I also spent some time in the Congo shooting the aviation ministry of the United Methodist Church. That means going up in airplanes. To get the best shots I had some folks duct tape me to the wing of this mission plane:

OK, not really. I did carefully connect a camera to the wing and activate the shutter with a radio remote inside the cabin. The images turned out pretty cool, but we probably missed the best ones. I was worried about the damn camera coming loose and falling into the jungle, so I brought along an old camera just for that purpose. I used a wide angle lens I borrowed from my friend John Goodwin (I certainly didn’t want to risk one of my lenses out there). And if the worst occurred, I didn’t want to sacrifice a huge Compact Flash card, so (being a clever guy) I put a small 2 gig card in the camera. So we take off, and I’m in the airplane as we’re flying along, pressing the button every once in a while, hoping that the images will be as cool as I hope. It was a 30-minutes or so flight from Tunda to Kananga, and before landing I asked Jacques Umembudi Akasa, the United Methodist missionary pilot, to cut a sharp turn over the village so I could shoot the plane with the community in the background. He did. A sharp, dramatic backing turn not far off the ground. I was thrilled. Until after landing I discovered that I’d run out of room on the CF card about five minutes before the really cool stuff at the end.
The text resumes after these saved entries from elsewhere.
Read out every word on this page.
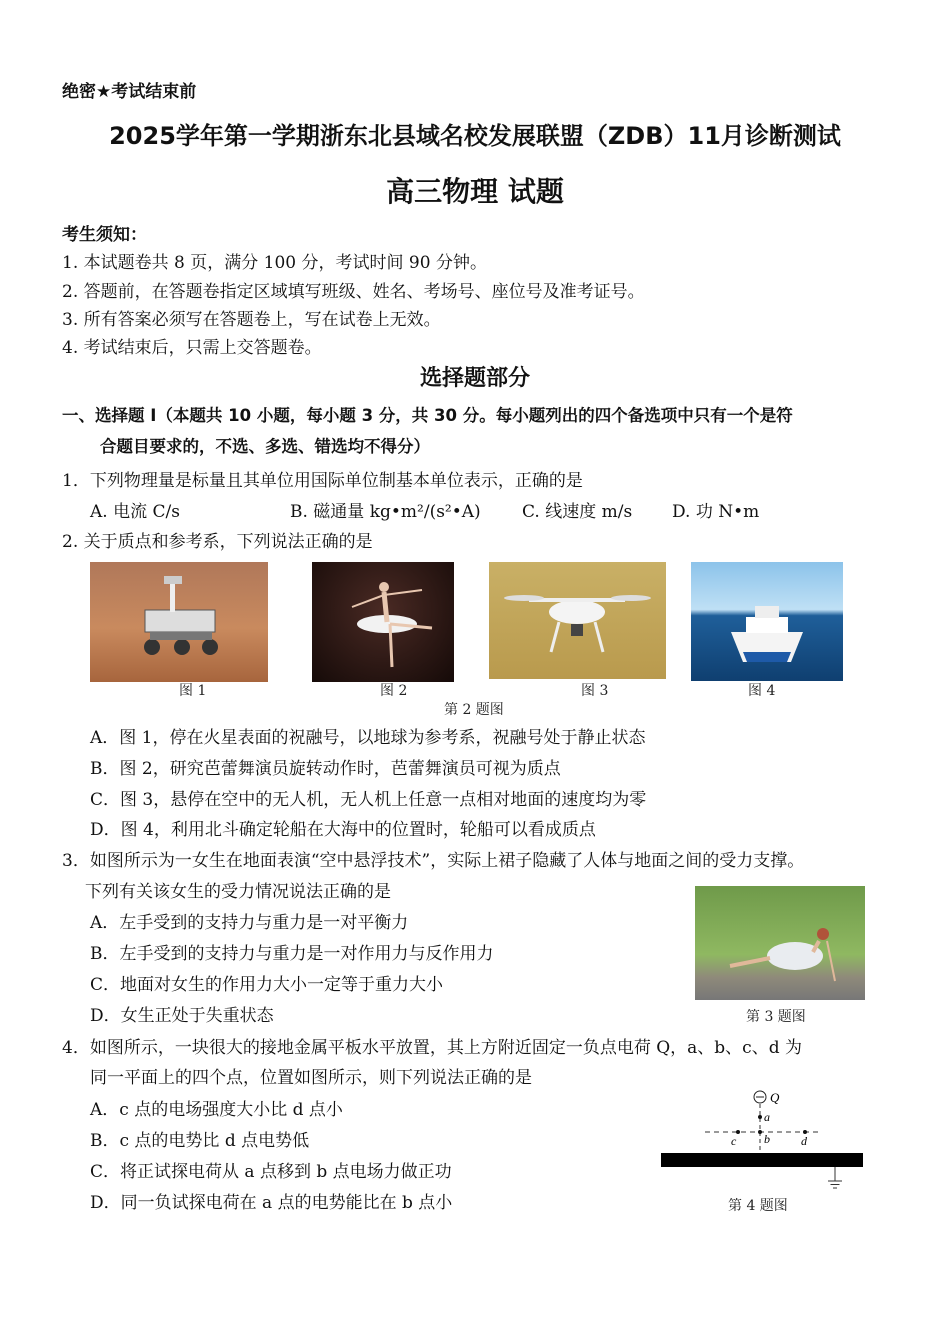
绝密★考试结束前
2025学年第一学期浙东北县域名校发展联盟（ZDB）11月诊断测试
高三物理 试题
考生须知：
1. 本试题卷共 8 页，满分 100 分，考试时间 90 分钟。
2. 答题前，在答题卷指定区域填写班级、姓名、考场号、座位号及准考证号。
3. 所有答案必须写在答题卷上，写在试卷上无效。
4. 考试结束后，只需上交答题卷。
选择题部分
一、选择题 I（本题共 10 小题，每小题 3 分，共 30 分。每小题列出的四个备选项中只有一个是符
合题目要求的，不选、多选、错选均不得分）
1．下列物理量是标量且其单位用国际单位制基本单位表示，正确的是
A. 电流 C/s	B. 磁通量 kg•m²/(s²•A) C. 线速度 m/s D. 功 N•m
2. 关于质点和参考系，下列说法正确的是
图 1	图 2	图 3	图 4
第 2 题图
A．图 1，停在火星表面的祝融号，以地球为参考系，祝融号处于静止状态
B．图 2，研究芭蕾舞演员旋转动作时，芭蕾舞演员可视为质点
C．图 3，悬停在空中的无人机，无人机上任意一点相对地面的速度均为零
D．图 4，利用北斗确定轮船在大海中的位置时，轮船可以看成质点
3．如图所示为一女生在地面表演“空中悬浮技术”，实际上裙子隐藏了人体与地面之间的受力支撑。
下列有关该女生的受力情况说法正确的是
A．左手受到的支持力与重力是一对平衡力
B．左手受到的支持力与重力是一对作用力与反作用力
C．地面对女生的作用力大小一定等于重力大小
D．女生正处于失重状态	第 3 题图
4．如图所示，一块很大的接地金属平板水平放置，其上方附近固定一负点电荷 Q，a、b、c、d 为
同一平面上的四个点，位置如图所示，则下列说法正确的是
A．c 点的电场强度大小比 d 点小
B．c 点的电势比 d 点电势低
C．将正试探电荷从 a 点移到 b 点电场力做正功
D．同一负试探电荷在 a 点的电势能比在 b 点小
Q
a
b
c	d
第 4 题图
Augghh!! Next time.

Here’s a YouTube thing I did of the aviation ministry.

A final note about the Congo. After years of being largely ignored in the U.S., except by rare voices like that of Jonathon Kwitney in Endless Enemies (1986) or Barbara Kingsolver with her masterpiece The Poisonwood Bible (1998), it’s being discovered these days. Nick Kristof is writing about it. Lisa Shannon’s book, A Thousand Sisters: My Journey into the Worst Place on Earth to Be a Woman (which we just excerpted in Response along with some of my photos), has highlighted how ordinary people can become involved with something far away and really begin to make a difference. Her Run for Congo Women began when she watched an episode of Oprah. It’s a whole lot better than just handing out nets.